When I moved to Paris in 1963, and attended the Sorbonne, I walked all the way (about 8 blocks) to Saint Germain des Pres to drink a coffee at the famous " Les deux Magots" located 6 Place St. Germain des Pres in the 6th arrondissement. This place with its very large terrasse facing the beautiful romanesque church, used to be a Chinese silk shop in the 19th century. The new owner who took over the place in 1875 and transformed it into a cafe, kept the name and the 2 magots (small chinese statues). During and after World War I, this cafe had become the most famous litterary cafe where famous poets and writers, from Rimbaud and Verlaine, to the Surealists, and later Sartre and Simone de Beauvoir, as well as artists and actors, used to spend hours drinking, meeting friends and admirers, and sometimes writing.

In the sixties you had to go to the basement of Les Deux Magots to visit the restrooms, or to use the telephone.

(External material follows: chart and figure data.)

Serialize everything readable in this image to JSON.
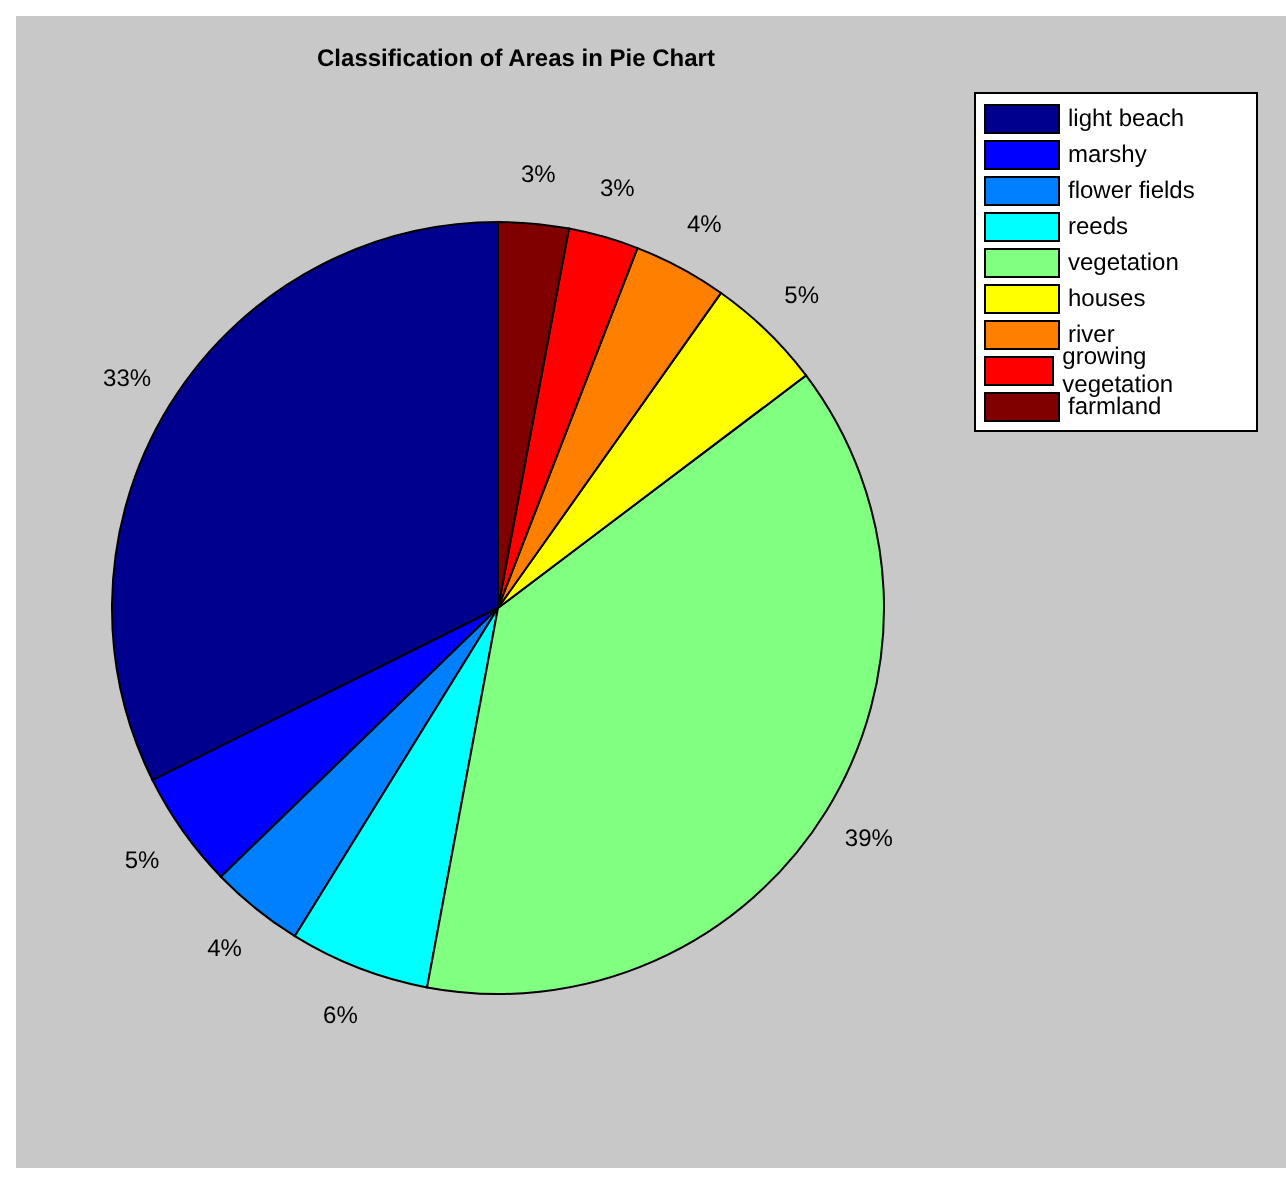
{
  "chart_data": {
    "type": "pie",
    "title": "Classification of Areas in Pie Chart",
    "categories": [
      "light beach",
      "marshy",
      "flower fields",
      "reeds",
      "vegetation",
      "houses",
      "river",
      "growing vegetation",
      "farmland"
    ],
    "values": [
      33,
      5,
      4,
      6,
      39,
      5,
      4,
      3,
      3
    ],
    "value_labels": [
      "33%",
      "5%",
      "4%",
      "6%",
      "39%",
      "5%",
      "4%",
      "3%",
      "3%"
    ],
    "colors": [
      "#00008f",
      "#0000ff",
      "#0080ff",
      "#00ffff",
      "#80ff80",
      "#ffff00",
      "#ff8000",
      "#ff0000",
      "#800000"
    ],
    "legend": "top right"
  }
}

A great game at the time was to call the lady in charge of both the "Toilettes" and the telephone booth and ask her to call a certain person having a drink in the cafe upstairs to come down and answer the call. So it was very funny to hear her announce seriously on the PA system: " On demande Monsieur Proust, (or Monsieur Welles, or Monsieur Alain Delon), au telephone". Many people used to come at least 10 times a day to les 2 Magots just to show off with their new outfits, car, or dog, or to parade a new "partner"... Some aging former celebrities would sometimes spend a whole day at a table inside, talking with former "fans" and reading or pretending to write. Some relatively obscure poets and writers, like Maurice Fombeure, literally held court at the Deux Magots until the mid-sixties. I stayed at his table drinking coffee many times.

Above all I used to enjoy listening to the many street musicians and singers, as well as excentric "self-created" or wanabee philosophers and politicians who came to do their number several times a day on the sidewalk.

I still visit all these establishments on occasional pilgrimage trips. But when I come back to Chicago it is more the "spirit" of these places that continues to survive in me than their actual physical image.